Abstract
This article describes an intrusion detection technique that aims to
enhance the security of computing systems. The idea of intrusion detection
is based on the hypothesis that computer users are typically involved in
specific types of activity, and the set of programs they will use will
normally reflect that activity. Hence, security violations could be detected
from abnormal patterns of system usage. Intrusion detection almost invariably
involves two components: system monitoring and data analysis. In general, system
monitoring records everything that each user performs in the system. Monitoring
information is analyzed by use of some data analysis technique to abstract user
behavior patterns from the audit log. Although the concept of system monitoring
is widely supported in today's computer systems (at least for accounting purposes),
the provision of tools for analyzing monitoring information is not sufficient.
We present a multivariate data analysis of user behavior patterns in intrusion
detection.

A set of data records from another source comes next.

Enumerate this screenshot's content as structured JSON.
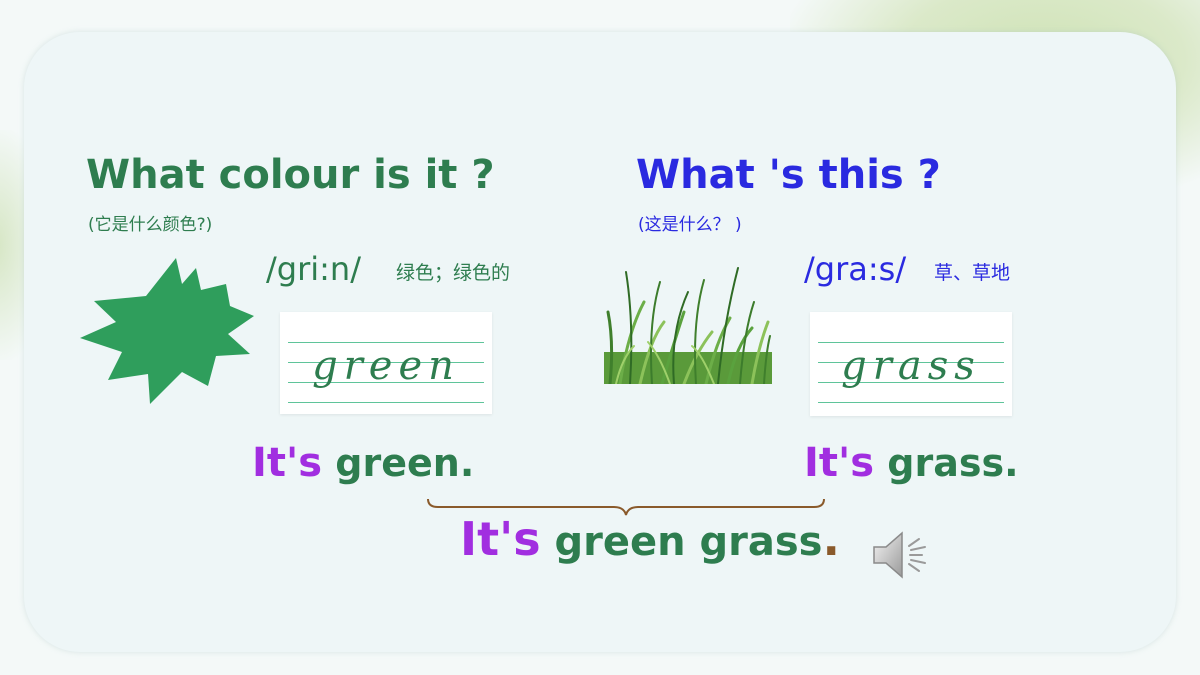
{
  "left": {
    "question": "What colour is it ?",
    "question_cn": "(它是什么颜色?)",
    "phonetic": "/gri:n/",
    "meaning_cn": "绿色；绿色的",
    "writing_word": "green",
    "answer": {
      "part1": "It's",
      "part2": " green."
    }
  },
  "right": {
    "question": "What 's this ?",
    "question_cn": "(这是什么？ )",
    "phonetic": "/gra:s/",
    "meaning_cn": "草、草地",
    "writing_word": "grass",
    "answer": {
      "part1": "It's",
      "part2": " grass."
    }
  },
  "combined": {
    "part1": "It's",
    "part2": " green grass",
    "part3": "."
  },
  "icons": {
    "shape": "green-star-icon",
    "picture": "grass-image",
    "audio": "speaker-icon"
  },
  "colors": {
    "green": "#2e7d4f",
    "blue": "#2a2ae0",
    "purple": "#a12ee0",
    "star": "#2f9e5c",
    "brown": "#8a5a2b"
  }
}
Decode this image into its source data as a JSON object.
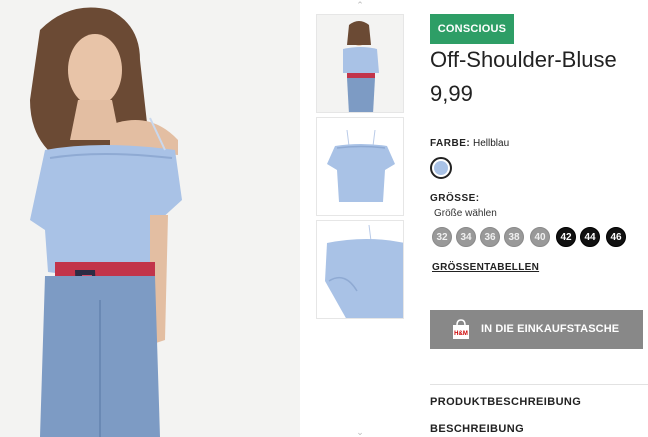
{
  "product": {
    "badge": "CONSCIOUS",
    "title": "Off-Shoulder-Bluse",
    "price": "9,99"
  },
  "color": {
    "label": "FARBE:",
    "value": "Hellblau",
    "swatch_color": "#a9c2e6"
  },
  "size": {
    "label": "GRÖSSE:",
    "prompt": "Größe wählen",
    "options": [
      {
        "value": "32",
        "available": false
      },
      {
        "value": "34",
        "available": false
      },
      {
        "value": "36",
        "available": false
      },
      {
        "value": "38",
        "available": false
      },
      {
        "value": "40",
        "available": false
      },
      {
        "value": "42",
        "available": true
      },
      {
        "value": "44",
        "available": true
      },
      {
        "value": "46",
        "available": true
      }
    ],
    "chart_link": "GRÖSSENTABELLEN"
  },
  "cart": {
    "button_label": "IN DIE EINKAUFSTASCHE",
    "bag_logo": "H&M"
  },
  "sections": {
    "product_description": "PRODUKTBESCHREIBUNG",
    "description": "BESCHREIBUNG"
  },
  "colors": {
    "badge": "#2e9e66",
    "cart_button": "#888888",
    "blouse": "#a9c2e6",
    "jeans": "#7d9bc4"
  }
}
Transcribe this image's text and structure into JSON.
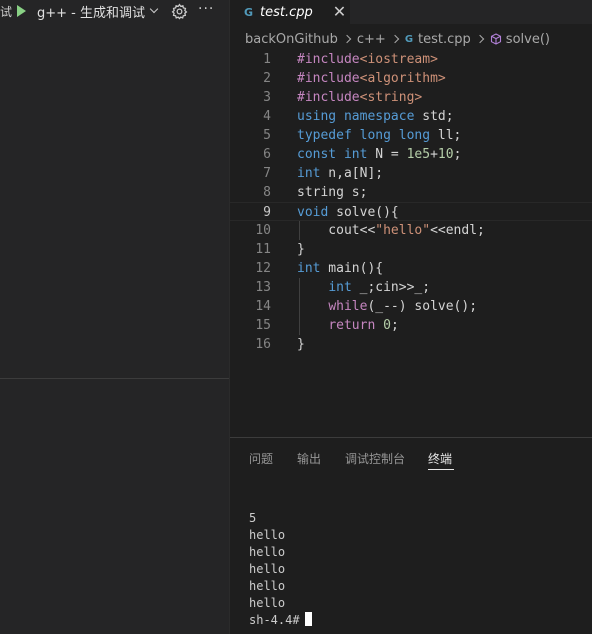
{
  "debug_toolbar": {
    "title_fragment": "试",
    "config_label": "g++ - 生成和调试",
    "play_icon": "play-icon",
    "gear_icon": "gear-icon",
    "more_label": "···"
  },
  "tabs": [
    {
      "label": "test.cpp",
      "icon": "c-file-icon",
      "icon_text": "G",
      "close": "✕"
    }
  ],
  "breadcrumb": {
    "items": [
      "backOnGithub",
      "c++",
      "test.cpp",
      "solve()"
    ],
    "file_icon_text": "G"
  },
  "editor": {
    "active_line": 9,
    "lines": [
      {
        "n": "1",
        "tokens": [
          {
            "t": "#include",
            "c": "ctl"
          },
          {
            "t": "<iostream>",
            "c": "str"
          }
        ]
      },
      {
        "n": "2",
        "tokens": [
          {
            "t": "#include",
            "c": "ctl"
          },
          {
            "t": "<algorithm>",
            "c": "str"
          }
        ]
      },
      {
        "n": "3",
        "tokens": [
          {
            "t": "#include",
            "c": "ctl"
          },
          {
            "t": "<string>",
            "c": "str"
          }
        ]
      },
      {
        "n": "4",
        "tokens": [
          {
            "t": "using",
            "c": "kw"
          },
          {
            "t": " "
          },
          {
            "t": "namespace",
            "c": "kw"
          },
          {
            "t": " std;"
          }
        ]
      },
      {
        "n": "5",
        "tokens": [
          {
            "t": "typedef",
            "c": "kw"
          },
          {
            "t": " "
          },
          {
            "t": "long",
            "c": "kw"
          },
          {
            "t": " "
          },
          {
            "t": "long",
            "c": "kw"
          },
          {
            "t": " ll;"
          }
        ]
      },
      {
        "n": "6",
        "tokens": [
          {
            "t": "const",
            "c": "kw"
          },
          {
            "t": " "
          },
          {
            "t": "int",
            "c": "kw"
          },
          {
            "t": " N = "
          },
          {
            "t": "1e5",
            "c": "num"
          },
          {
            "t": "+"
          },
          {
            "t": "10",
            "c": "num"
          },
          {
            "t": ";"
          }
        ]
      },
      {
        "n": "7",
        "tokens": [
          {
            "t": "int",
            "c": "kw"
          },
          {
            "t": " n,a[N];"
          }
        ]
      },
      {
        "n": "8",
        "tokens": [
          {
            "t": "string s;"
          }
        ]
      },
      {
        "n": "9",
        "tokens": [
          {
            "t": "void",
            "c": "kw"
          },
          {
            "t": " solve(){"
          }
        ]
      },
      {
        "n": "10",
        "tokens": [
          {
            "t": "    cout<<"
          },
          {
            "t": "\"hello\"",
            "c": "str"
          },
          {
            "t": "<<endl;"
          }
        ]
      },
      {
        "n": "11",
        "tokens": [
          {
            "t": "}"
          }
        ]
      },
      {
        "n": "12",
        "tokens": [
          {
            "t": "int",
            "c": "kw"
          },
          {
            "t": " main(){"
          }
        ]
      },
      {
        "n": "13",
        "tokens": [
          {
            "t": "    "
          },
          {
            "t": "int",
            "c": "kw"
          },
          {
            "t": " _;cin>>_;"
          }
        ]
      },
      {
        "n": "14",
        "tokens": [
          {
            "t": "    "
          },
          {
            "t": "while",
            "c": "ctl"
          },
          {
            "t": "(_--) solve();"
          }
        ]
      },
      {
        "n": "15",
        "tokens": [
          {
            "t": "    "
          },
          {
            "t": "return",
            "c": "ctl"
          },
          {
            "t": " "
          },
          {
            "t": "0",
            "c": "num"
          },
          {
            "t": ";"
          }
        ]
      },
      {
        "n": "16",
        "tokens": [
          {
            "t": "}"
          }
        ]
      }
    ]
  },
  "panel": {
    "tabs": [
      "问题",
      "输出",
      "调试控制台",
      "终端"
    ],
    "active_tab": "终端"
  },
  "terminal": {
    "lines": [
      "5",
      "hello",
      "hello",
      "hello",
      "hello",
      "hello"
    ],
    "prompt": "sh-4.4#"
  }
}
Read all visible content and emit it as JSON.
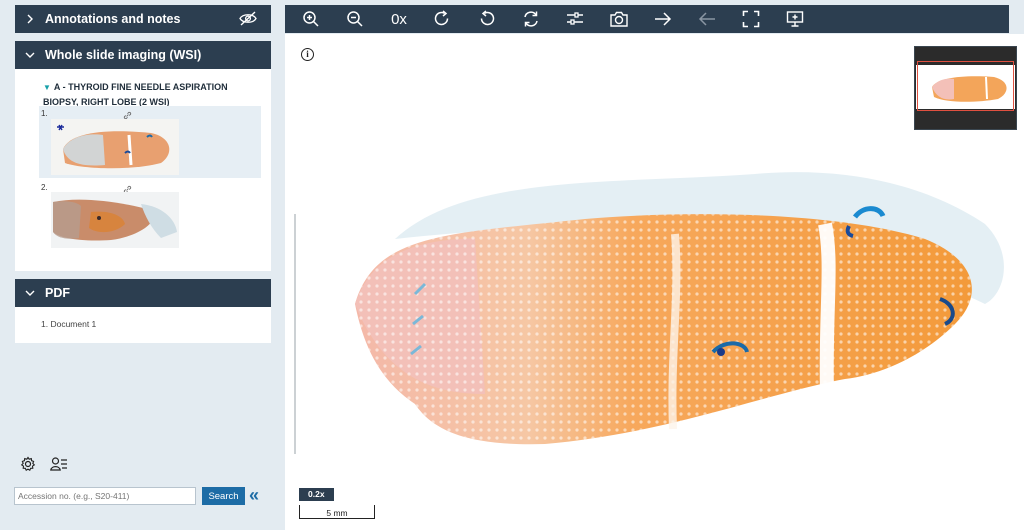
{
  "sections": {
    "annotations": {
      "title": "Annotations and notes"
    },
    "wsi": {
      "title": "Whole slide imaging (WSI)",
      "case_title": "A - THYROID FINE NEEDLE ASPIRATION BIOPSY, RIGHT LOBE (2 WSI)",
      "slides": [
        {
          "number": "1."
        },
        {
          "number": "2."
        }
      ]
    },
    "pdf": {
      "title": "PDF",
      "documents": [
        "1.  Document 1"
      ]
    }
  },
  "search": {
    "placeholder": "Accession no. (e.g., S20-411)",
    "button_label": "Search"
  },
  "toolbar": {
    "icons": [
      "zoom-in-icon",
      "zoom-out-icon",
      "reset-zoom-icon",
      "rotate-right-icon",
      "rotate-left-icon",
      "sync-icon",
      "adjust-icon",
      "camera-icon",
      "next-arrow-icon",
      "prev-arrow-icon",
      "fullscreen-icon",
      "presentation-icon"
    ],
    "reset_zoom_label": "0x"
  },
  "viewer": {
    "zoom_level": "0.2x",
    "scale_label": "5 mm"
  },
  "colors": {
    "header": "#2c3e50",
    "accent": "#1d6ca6",
    "tissue": "#f39a3a",
    "stain": "#1a6aa8"
  }
}
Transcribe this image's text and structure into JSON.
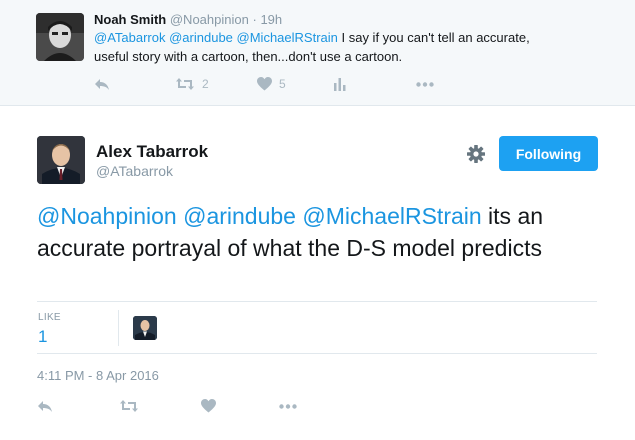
{
  "parent_tweet": {
    "author_name": "Noah Smith",
    "handle": "@Noahpinion",
    "separator": "·",
    "time": "19h",
    "mentions": [
      "@ATabarrok",
      "@arindube",
      "@MichaelRStrain"
    ],
    "text_line1": " I say if you can't tell an accurate,",
    "text_line2": "useful story with a cartoon, then...don't use a cartoon.",
    "actions": [
      {
        "icon": "reply-icon",
        "count": ""
      },
      {
        "icon": "retweet-icon",
        "count": "2"
      },
      {
        "icon": "like-heart-icon",
        "count": "5"
      },
      {
        "icon": "analytics-icon",
        "count": ""
      },
      {
        "icon": "more-dots-icon",
        "count": ""
      }
    ]
  },
  "main_tweet": {
    "author_name": "Alex Tabarrok",
    "handle": "@ATabarrok",
    "follow_button": "Following",
    "settings_icon": "gear-icon",
    "mentions": [
      "@Noahpinion",
      "@arindube",
      "@MichaelRStrain"
    ],
    "text": " its an accurate portrayal of what the D-S model predicts",
    "like_label": "LIKE",
    "like_count": "1",
    "timestamp": "4:11 PM - 8 Apr 2016",
    "actions": [
      "reply-icon",
      "retweet-icon",
      "like-heart-icon",
      "more-dots-icon"
    ]
  },
  "colors": {
    "accent": "#1da1f2",
    "link": "#1b95e0",
    "muted": "#8899a6",
    "icon": "#aab8c2",
    "parent_bg": "#f5f8fa",
    "border": "#e1e8ed"
  }
}
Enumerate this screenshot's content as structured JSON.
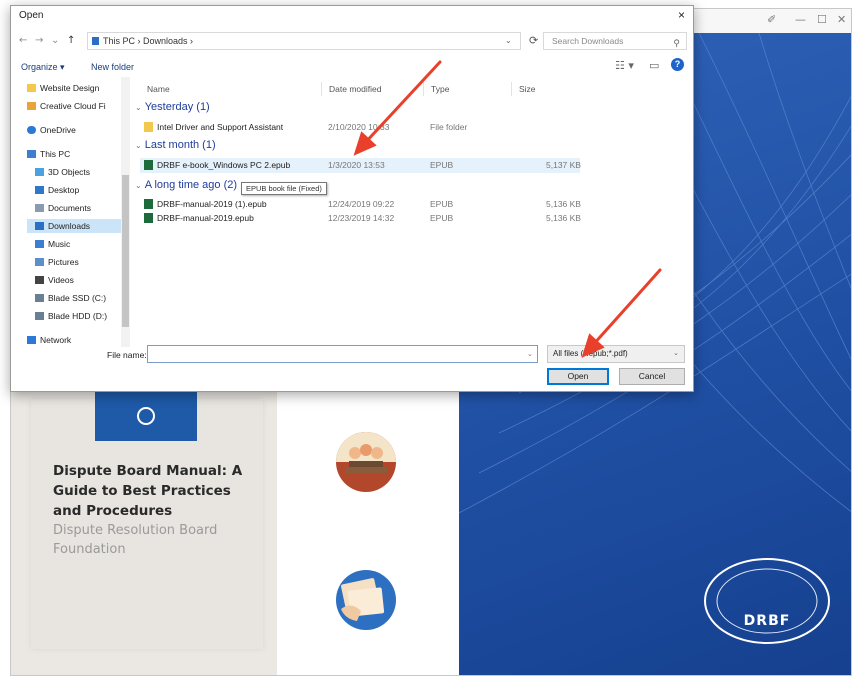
{
  "dialog": {
    "title": "Open",
    "close_label": "×",
    "nav": {
      "back": "←",
      "forward": "→",
      "recent": "⌄",
      "up": "↑"
    },
    "address_path": "This PC  ›  Downloads  ›",
    "search_placeholder": "Search Downloads",
    "toolbar": {
      "organize": "Organize ▾",
      "new_folder": "New folder",
      "help": "?"
    },
    "nav_pane": [
      {
        "label": "Website Design",
        "icon": "folder-icon",
        "color": "#f2c94c"
      },
      {
        "label": "Creative Cloud Fi",
        "icon": "creative-cloud-icon",
        "color": "#e8a33c"
      },
      {
        "label": "OneDrive",
        "icon": "cloud-icon",
        "color": "#2a7ad6"
      },
      {
        "label": "This PC",
        "icon": "computer-icon",
        "color": "#3b7fd1"
      },
      {
        "label": "3D Objects",
        "icon": "cube-icon",
        "color": "#4aa3e0"
      },
      {
        "label": "Desktop",
        "icon": "desktop-icon",
        "color": "#2f78c9"
      },
      {
        "label": "Documents",
        "icon": "document-icon",
        "color": "#8a9bb0"
      },
      {
        "label": "Downloads",
        "icon": "download-icon",
        "color": "#2b6fc4"
      },
      {
        "label": "Music",
        "icon": "music-icon",
        "color": "#3b7fd1"
      },
      {
        "label": "Pictures",
        "icon": "picture-icon",
        "color": "#5a8fc8"
      },
      {
        "label": "Videos",
        "icon": "video-icon",
        "color": "#444444"
      },
      {
        "label": "Blade SSD (C:)",
        "icon": "drive-icon",
        "color": "#6a7f95"
      },
      {
        "label": "Blade HDD (D:)",
        "icon": "drive-icon",
        "color": "#6a7f95"
      },
      {
        "label": "Network",
        "icon": "network-icon",
        "color": "#2a7ad6"
      }
    ],
    "columns": {
      "name": "Name",
      "date": "Date modified",
      "type": "Type",
      "size": "Size"
    },
    "groups": [
      {
        "label": "Yesterday (1)",
        "files": [
          {
            "name": "Intel Driver and Support Assistant",
            "date": "2/10/2020 10:33",
            "type": "File folder",
            "size": "",
            "icon": "folder-icon"
          }
        ]
      },
      {
        "label": "Last month (1)",
        "files": [
          {
            "name": "DRBF e-book_Windows PC 2.epub",
            "date": "1/3/2020 13:53",
            "type": "EPUB",
            "size": "5,137 KB",
            "icon": "epub-icon"
          }
        ]
      },
      {
        "label": "A long time ago (2)",
        "files": [
          {
            "name": "DRBF-manual-2019 (1).epub",
            "date": "12/24/2019 09:22",
            "type": "EPUB",
            "size": "5,136 KB",
            "icon": "epub-icon"
          },
          {
            "name": "DRBF-manual-2019.epub",
            "date": "12/23/2019 14:32",
            "type": "EPUB",
            "size": "5,136 KB",
            "icon": "epub-icon"
          }
        ]
      }
    ],
    "tooltip": "EPUB book file (Fixed)",
    "file_name_label": "File name:",
    "file_name_value": "",
    "file_type_filter": "All files (*.epub;*.pdf)",
    "open_label": "Open",
    "cancel_label": "Cancel"
  },
  "background_app": {
    "window_controls": {
      "edit": "✐",
      "minimize": "—",
      "maximize": "☐",
      "close": "✕"
    },
    "book_title": "Dispute Board Manual: A Guide to Best Practices and Procedures",
    "book_publisher": "Dispute Resolution Board Foundation",
    "logo_text": "DRBF",
    "colors": {
      "accent": "#1e5aa8",
      "annotation_arrow": "#e8402a"
    }
  }
}
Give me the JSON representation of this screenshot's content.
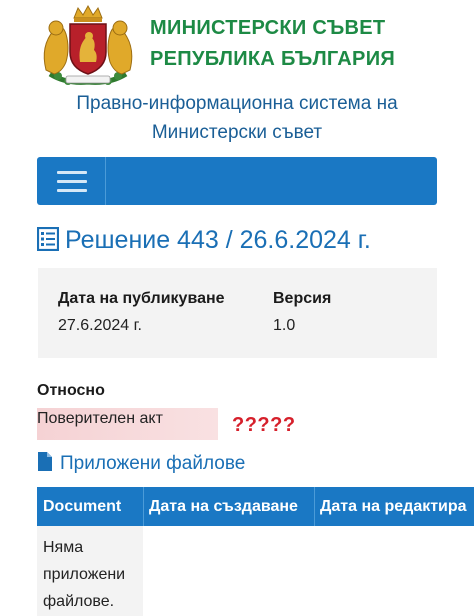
{
  "header": {
    "institution_line1": "МИНИСТЕРСКИ СЪВЕТ",
    "institution_line2": "РЕПУБЛИКА БЪЛГАРИЯ",
    "system_title_line1": "Правно-информационна система на",
    "system_title_line2": "Министерски съвет"
  },
  "colors": {
    "brand_green": "#1d8a45",
    "brand_blue": "#1a78c4",
    "title_blue": "#1a6fb5",
    "highlight_red": "#d6202b"
  },
  "icons": {
    "menu": "hamburger-icon",
    "document_list": "document-list-icon",
    "file": "file-icon"
  },
  "document": {
    "title": "Решение 443 / 26.6.2024 г.",
    "published_label": "Дата на публикуване",
    "published_value": "27.6.2024 г.",
    "version_label": "Версия",
    "version_value": "1.0",
    "subject_label": "Относно",
    "subject_value": "Поверителен акт",
    "annotation": "?????"
  },
  "files": {
    "title": "Приложени файлове",
    "columns": [
      "Document",
      "Дата на създаване",
      "Дата на редактира"
    ],
    "empty_text": "Няма приложени файлове."
  }
}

Our system records all user activities in each login session; abnormal
sessions are identified when the monitoring data are analyzed. Data analysis
involves two steps: analysis of correlations and classification of behavior patterns.
Analysis of correlations, which is based on standardized principal components
analysis, partitions the set of users sessions into groups such that sessions
within the same group are closely correlated and hence governed by the same
behavior pattern. Classification of behavior patterns is automated by a cluster
recognition technique. To visualize analysis results, the multivariate data
set is summarized by factor analysis.